Several students collapsed recently due to heat in South Sudan. Photo: Others
South Sudan has closed all schools for two weeks due to an ongoing extreme heatwave that has caused some students to collapse.

This is the second time the country—which faces extreme effects from climate change, including flooding during the rainy season—has closed schools during a heatwave in February and March.

''An average of 12 students had been collapsing in Juba city every day," Deputy Education Minister Martin Tako Moi said on Thursday.

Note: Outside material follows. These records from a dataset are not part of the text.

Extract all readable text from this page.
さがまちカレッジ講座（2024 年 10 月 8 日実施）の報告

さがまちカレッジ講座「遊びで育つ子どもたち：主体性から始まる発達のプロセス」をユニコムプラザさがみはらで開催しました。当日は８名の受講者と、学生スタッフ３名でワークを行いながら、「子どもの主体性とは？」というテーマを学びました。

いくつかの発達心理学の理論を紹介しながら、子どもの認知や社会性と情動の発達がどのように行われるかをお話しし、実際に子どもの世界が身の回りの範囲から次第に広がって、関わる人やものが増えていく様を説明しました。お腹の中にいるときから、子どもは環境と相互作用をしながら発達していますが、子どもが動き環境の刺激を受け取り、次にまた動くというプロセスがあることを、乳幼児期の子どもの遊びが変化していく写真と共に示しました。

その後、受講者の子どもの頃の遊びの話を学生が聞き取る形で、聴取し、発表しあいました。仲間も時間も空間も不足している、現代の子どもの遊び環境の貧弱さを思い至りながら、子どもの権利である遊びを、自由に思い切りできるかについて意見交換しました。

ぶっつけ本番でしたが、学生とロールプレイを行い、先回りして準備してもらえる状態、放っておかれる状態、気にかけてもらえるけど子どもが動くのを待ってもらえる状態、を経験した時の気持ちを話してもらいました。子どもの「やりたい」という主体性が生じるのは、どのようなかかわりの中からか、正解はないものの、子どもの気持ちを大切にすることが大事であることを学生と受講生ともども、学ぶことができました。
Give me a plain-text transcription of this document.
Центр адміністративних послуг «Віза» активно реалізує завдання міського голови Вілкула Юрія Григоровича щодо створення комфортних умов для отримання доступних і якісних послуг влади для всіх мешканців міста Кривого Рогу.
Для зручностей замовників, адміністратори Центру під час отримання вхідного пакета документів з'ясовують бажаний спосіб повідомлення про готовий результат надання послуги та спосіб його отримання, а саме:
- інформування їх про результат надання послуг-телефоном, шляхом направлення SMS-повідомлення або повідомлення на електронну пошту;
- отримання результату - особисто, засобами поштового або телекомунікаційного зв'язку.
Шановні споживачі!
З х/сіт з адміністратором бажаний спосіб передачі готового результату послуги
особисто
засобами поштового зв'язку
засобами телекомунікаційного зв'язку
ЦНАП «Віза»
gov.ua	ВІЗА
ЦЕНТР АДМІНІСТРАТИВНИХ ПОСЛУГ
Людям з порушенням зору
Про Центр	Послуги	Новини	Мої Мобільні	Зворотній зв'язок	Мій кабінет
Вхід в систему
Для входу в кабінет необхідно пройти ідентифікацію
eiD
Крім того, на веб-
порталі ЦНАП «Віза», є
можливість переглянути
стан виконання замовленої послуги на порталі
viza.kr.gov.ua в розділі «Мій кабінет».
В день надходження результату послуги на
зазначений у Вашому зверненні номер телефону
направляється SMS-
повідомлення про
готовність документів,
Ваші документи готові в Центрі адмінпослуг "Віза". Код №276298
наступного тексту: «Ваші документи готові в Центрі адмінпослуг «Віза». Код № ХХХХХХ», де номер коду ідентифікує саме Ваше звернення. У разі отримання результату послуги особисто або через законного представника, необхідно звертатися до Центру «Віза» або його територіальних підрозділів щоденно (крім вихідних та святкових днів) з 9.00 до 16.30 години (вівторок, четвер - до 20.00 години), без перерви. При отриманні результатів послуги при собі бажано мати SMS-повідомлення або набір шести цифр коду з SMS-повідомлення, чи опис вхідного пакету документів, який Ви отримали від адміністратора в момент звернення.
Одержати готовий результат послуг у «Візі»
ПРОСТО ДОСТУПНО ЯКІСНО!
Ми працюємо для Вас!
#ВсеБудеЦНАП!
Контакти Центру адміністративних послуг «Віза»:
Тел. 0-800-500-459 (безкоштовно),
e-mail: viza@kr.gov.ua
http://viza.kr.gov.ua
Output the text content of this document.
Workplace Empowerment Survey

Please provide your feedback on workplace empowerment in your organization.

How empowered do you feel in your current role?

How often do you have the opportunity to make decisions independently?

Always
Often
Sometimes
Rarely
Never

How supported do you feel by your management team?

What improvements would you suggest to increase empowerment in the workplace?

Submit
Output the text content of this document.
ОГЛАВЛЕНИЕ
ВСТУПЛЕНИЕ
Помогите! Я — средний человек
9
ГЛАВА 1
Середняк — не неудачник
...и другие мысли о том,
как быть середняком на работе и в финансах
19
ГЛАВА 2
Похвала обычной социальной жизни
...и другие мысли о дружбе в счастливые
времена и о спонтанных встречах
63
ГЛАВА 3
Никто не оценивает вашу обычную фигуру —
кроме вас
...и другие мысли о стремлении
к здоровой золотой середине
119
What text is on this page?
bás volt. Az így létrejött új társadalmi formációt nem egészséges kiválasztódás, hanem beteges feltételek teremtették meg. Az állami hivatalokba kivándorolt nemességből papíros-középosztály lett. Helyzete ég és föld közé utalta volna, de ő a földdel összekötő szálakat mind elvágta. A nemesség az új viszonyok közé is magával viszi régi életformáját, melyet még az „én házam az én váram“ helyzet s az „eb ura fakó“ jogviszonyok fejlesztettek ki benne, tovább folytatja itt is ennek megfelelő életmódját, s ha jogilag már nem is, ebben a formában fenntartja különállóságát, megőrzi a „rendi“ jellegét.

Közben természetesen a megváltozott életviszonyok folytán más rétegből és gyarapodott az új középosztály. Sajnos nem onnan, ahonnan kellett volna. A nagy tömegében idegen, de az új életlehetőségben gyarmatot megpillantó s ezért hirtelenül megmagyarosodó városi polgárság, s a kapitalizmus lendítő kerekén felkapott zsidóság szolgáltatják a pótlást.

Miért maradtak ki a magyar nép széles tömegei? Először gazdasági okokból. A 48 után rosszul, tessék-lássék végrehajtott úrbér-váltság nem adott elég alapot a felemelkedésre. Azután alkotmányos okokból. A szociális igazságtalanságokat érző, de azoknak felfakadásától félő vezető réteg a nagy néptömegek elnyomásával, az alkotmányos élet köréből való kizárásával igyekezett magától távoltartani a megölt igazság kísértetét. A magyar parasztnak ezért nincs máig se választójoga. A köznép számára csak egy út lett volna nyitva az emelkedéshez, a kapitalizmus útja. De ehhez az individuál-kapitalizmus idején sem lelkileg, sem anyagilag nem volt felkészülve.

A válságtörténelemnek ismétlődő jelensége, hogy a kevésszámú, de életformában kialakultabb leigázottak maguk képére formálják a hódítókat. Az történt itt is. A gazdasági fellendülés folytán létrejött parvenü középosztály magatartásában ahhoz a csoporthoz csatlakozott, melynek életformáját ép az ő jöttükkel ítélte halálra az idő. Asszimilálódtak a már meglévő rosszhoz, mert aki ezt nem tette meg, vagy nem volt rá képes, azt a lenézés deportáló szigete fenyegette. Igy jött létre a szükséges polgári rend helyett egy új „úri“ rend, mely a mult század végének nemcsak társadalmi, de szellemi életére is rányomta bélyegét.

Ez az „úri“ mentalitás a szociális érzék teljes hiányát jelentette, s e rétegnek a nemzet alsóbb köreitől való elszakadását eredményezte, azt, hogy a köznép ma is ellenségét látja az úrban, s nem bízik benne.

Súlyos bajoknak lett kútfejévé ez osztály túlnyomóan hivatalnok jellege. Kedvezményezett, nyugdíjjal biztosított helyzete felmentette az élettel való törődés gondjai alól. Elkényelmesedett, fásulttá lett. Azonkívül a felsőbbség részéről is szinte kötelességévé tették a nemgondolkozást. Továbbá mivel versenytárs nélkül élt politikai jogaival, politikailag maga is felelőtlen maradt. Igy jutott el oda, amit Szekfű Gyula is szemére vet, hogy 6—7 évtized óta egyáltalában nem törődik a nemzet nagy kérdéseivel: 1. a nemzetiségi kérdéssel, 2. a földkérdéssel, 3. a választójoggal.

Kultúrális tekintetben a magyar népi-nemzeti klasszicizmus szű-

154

Most schools in South Sudan have makeshift structures made with iron sheets and do not have electricity that could power cooling systems.

Rising temperatures

Environment Minister Josephine Napwon Cosmos, on Thursday, urged residents to stay indoors and drink water as temperatures were expected to rise as high as 42 degrees Celsius (107.6 degrees Fahrenheit).

Napwon proposed that government employees “work in shifts” to avoid heat strokes.

Education workers have urged the government to consider amending the school calendar so that schools close in February and resume in April when the temperatures decline.

Abraham Kuol Nyuon, the dean of the Graduate College at the University of Juba, told The Associated Press that the calendar should be localised based on the weather in the 10 states.

Natural disasters

Episodes of drought and increasingly extreme rainfall are adding to already difficult living conditions in South Sudan, which got independence from Sudan in 2011.

Scientists say that recurring heatwaves are a clear marker of global warming and that these heatwaves are set to become more frequent, longer and more intense.

South Sudan has endured persistent natural disasters, famine, economic collapse and communal conflict.